This guide is written by using Signal v2.92.
- Java SE 14
- Domaine name
- Google Recaptcha
- Firebase Cloud Messaging (It used to be GCM)
- Twilio
- AWS
- First clone the project source code:
git clone https://github.com/signalapp/Signal-Server.git && cd Signal-Server
- Create your own
config.yml, put it insidesignal-server/service/config/. You can take a look at the example here. - Remove
@Length(min = 72,max= 72)fromservice/src/main/java/org/whispersystems/textsecuregcm/controllers/ProfileController.java - Build the server
mvn clean install -DskipTests
- Generate value for UnidentifiedDelivery
You will get key pair using this command (keep the keypair, you will need it for Android and for the next step)

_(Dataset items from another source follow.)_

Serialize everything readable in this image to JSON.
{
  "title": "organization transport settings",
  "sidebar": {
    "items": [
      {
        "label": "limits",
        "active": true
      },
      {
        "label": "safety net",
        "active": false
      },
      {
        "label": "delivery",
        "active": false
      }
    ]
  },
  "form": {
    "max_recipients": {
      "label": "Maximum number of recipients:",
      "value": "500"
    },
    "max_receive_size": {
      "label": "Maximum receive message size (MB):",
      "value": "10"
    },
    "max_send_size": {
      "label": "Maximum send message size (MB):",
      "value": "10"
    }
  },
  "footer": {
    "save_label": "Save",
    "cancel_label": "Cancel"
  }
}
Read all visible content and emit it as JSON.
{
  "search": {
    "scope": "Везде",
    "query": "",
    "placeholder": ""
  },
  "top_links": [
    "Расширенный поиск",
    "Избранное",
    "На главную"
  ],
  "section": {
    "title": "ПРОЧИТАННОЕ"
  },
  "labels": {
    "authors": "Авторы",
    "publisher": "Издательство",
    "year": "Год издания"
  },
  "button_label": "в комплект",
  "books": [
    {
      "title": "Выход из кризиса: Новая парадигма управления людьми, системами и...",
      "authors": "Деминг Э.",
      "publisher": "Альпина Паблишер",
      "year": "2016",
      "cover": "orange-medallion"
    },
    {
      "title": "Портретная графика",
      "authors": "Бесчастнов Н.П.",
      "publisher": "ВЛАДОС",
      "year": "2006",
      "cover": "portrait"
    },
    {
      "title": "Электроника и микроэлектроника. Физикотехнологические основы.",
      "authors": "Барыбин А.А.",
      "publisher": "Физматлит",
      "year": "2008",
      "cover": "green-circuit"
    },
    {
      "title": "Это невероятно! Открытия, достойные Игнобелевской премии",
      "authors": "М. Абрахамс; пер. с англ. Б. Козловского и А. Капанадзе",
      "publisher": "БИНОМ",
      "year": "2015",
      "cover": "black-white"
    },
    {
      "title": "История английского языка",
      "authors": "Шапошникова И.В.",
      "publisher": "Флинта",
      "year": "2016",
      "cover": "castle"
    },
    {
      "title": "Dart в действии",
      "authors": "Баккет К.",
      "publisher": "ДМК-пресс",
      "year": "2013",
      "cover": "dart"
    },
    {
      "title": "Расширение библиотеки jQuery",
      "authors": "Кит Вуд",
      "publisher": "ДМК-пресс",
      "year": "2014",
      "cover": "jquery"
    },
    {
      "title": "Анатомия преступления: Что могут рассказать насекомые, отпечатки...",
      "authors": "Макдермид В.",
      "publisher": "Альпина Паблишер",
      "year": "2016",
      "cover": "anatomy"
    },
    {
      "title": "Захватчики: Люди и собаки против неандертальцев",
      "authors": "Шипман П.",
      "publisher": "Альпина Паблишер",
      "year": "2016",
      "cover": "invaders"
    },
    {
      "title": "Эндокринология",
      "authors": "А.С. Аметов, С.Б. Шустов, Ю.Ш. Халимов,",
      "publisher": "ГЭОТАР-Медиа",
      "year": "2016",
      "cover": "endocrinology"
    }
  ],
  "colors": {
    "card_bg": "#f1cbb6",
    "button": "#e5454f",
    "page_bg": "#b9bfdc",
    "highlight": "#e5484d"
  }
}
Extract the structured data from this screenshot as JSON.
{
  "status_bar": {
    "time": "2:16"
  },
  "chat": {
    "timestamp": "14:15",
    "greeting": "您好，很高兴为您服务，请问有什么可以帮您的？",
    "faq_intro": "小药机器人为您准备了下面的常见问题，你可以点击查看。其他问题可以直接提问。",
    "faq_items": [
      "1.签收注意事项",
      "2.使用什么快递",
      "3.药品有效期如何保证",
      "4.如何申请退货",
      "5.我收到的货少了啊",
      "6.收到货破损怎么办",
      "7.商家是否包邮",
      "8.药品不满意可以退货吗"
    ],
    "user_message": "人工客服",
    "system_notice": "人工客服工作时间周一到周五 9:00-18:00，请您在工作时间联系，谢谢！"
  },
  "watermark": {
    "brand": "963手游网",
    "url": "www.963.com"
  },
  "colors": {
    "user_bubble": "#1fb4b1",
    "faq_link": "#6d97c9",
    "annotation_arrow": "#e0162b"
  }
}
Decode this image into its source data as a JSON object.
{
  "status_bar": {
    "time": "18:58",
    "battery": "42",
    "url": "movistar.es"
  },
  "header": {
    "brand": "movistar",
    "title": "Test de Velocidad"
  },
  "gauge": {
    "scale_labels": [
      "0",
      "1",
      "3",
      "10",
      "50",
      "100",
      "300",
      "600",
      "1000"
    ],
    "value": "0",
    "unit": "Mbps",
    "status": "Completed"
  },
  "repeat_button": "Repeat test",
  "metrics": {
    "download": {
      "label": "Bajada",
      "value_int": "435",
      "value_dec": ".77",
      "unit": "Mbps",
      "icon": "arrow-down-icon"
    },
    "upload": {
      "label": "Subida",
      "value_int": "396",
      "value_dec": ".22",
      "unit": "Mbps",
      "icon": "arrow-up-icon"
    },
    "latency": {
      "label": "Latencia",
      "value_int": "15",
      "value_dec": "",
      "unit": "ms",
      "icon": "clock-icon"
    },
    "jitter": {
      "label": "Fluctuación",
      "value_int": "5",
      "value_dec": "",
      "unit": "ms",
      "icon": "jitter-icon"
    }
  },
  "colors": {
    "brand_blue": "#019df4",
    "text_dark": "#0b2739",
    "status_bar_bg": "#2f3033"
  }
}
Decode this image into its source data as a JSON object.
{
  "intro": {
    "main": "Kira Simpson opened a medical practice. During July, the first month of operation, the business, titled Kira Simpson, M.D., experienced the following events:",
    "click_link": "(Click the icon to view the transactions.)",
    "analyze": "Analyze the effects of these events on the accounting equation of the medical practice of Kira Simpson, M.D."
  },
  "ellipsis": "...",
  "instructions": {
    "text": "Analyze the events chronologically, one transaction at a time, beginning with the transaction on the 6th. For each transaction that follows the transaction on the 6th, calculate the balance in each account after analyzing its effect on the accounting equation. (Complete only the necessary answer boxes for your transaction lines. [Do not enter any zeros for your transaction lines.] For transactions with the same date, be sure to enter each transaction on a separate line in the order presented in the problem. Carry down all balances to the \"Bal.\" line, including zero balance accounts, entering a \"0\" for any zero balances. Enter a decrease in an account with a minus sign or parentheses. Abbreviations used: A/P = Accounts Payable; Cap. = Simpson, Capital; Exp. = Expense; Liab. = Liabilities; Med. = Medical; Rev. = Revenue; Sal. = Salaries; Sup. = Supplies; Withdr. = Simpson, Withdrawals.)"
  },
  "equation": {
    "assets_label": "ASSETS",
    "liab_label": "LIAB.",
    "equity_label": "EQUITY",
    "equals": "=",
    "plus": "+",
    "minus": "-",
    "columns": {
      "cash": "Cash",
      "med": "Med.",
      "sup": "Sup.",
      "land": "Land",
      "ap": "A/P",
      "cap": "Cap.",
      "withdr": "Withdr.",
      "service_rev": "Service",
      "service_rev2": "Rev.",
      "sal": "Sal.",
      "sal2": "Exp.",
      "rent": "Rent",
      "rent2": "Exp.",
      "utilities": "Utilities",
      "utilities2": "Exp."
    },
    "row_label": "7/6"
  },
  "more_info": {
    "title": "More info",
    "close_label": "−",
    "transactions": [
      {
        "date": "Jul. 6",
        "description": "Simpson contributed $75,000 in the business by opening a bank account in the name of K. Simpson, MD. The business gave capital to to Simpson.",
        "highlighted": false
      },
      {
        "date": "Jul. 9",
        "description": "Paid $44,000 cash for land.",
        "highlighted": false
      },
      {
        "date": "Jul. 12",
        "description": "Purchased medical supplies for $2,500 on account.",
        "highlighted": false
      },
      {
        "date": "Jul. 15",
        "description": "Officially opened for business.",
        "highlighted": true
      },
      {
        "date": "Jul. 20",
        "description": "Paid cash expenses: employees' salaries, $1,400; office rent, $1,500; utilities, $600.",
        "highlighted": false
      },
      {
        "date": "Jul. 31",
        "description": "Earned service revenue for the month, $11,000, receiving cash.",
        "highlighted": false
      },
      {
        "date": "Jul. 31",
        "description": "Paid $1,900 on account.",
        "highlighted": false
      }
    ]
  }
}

java -jar service/target/TextSecureServer-2.92.jar certificate -ca
Use the Private key to generate certificate (id can be random, i use 1234)
java -jar service/target/TextSecureServer-2.92.jar certificate --key <priv_key_from_step_above> --id 1234
- Run postgres, redis, coturn (I suggest you use signal-docker)
- Create databases ()
- Migrate databases:
java -jar service/target/TextSecureServer-2.92.jar accountdb migrate service/config/config.yml
java -jar service/target/TextSecureServer-2.92.jar keysdb migrate service/config/config.yml
java -jar service/target/TextSecureServer-2.92.jar messagedb migrate service/config/config.yml
java -jar service/target/TextSecureServer-2.92.jar abusedb migrate service/config/config.yml
- Run the server
java -jar service/target/TextSecureServer-2.92.jar server service/config/config.yml
- To run the server as daemon, use nohup
nohup java -jar service/target/TextSecureServer-2.92.jar server service/config/config.yml > /dev/null &
- Install nginx on your system
sudo apt install nginx
- generate a self signed certificate(change domain.com to your own domaine)
openssl genrsa -out /etc/nginx/cert.key 2048
Create the config file configuration.conf:
[req]
distinguished_name=req
[SAN]
subjectAltName=DNS:domain.com
And the certificate:
openssl req -new -x509 -key /etc/nginx/cert.key -out /etc/nginx/cert.crt -days 3650 -subj /CN=domain.com -extensions SAN -config 'configuration.conf'
- Allow Nginx to be accessed from outside using Firewall.
sudo ufw allow 'Nginx HTTPS'
-
Next you will need to edit the default Nginx configuration file in
/etc/nginx/sites-enabled/default, using the example nginx config -
Update your nginx config to suits your need, you can take a look at the example here.
-
Check if your configuration is correct
sudo nginx -t
- If there's no error, you can reload your nginx to apply the new configuration
sudo nginx -s reload
Q: How do I get Recapthca?
A: You register for Google Recaptcha v3, put your server's domain there.
Q: How do I get GCM?
A: Setup Firebase Cloud Messaging, you will get the key from there.
Q: What AWS service do i need?
A: CDN Cloudfront, S3 Bucket, SQS FIFO type, and IAM for the key.
Q: How do I disable AccountCrawler Error?
A: Disable accountDatabaseCrawler logging by commenting environment.lifecycle().manage(accountDatabaseCrawler); it is located in service/src/main/java/org/whispersystems/textsecuregcm/WhisperServerService.java. Rebuild the server then rerun it after you did the modification.
...
apnSender.setApnFallbackManager(apnFallbackManager);
environment.lifecycle().manage(apnFallbackManager);
environment.lifecycle().manage(pubSubManager);
environment.lifecycle().manage(pushSender);
environment.lifecycle().manage(messagesCache);
// environment.lifecycle().manage(accountDatabaseCrawler);
...
Q: I got an error from updating profile name / avatar.
A: Some error presumebly caused by constant change in client or server, starting fresh by reseting database & storage usually stopped this. Some people reported that modifying nginx configuration by adding $uri to the end of proxy_pass, but unfortunately I can't reproduce the desired result.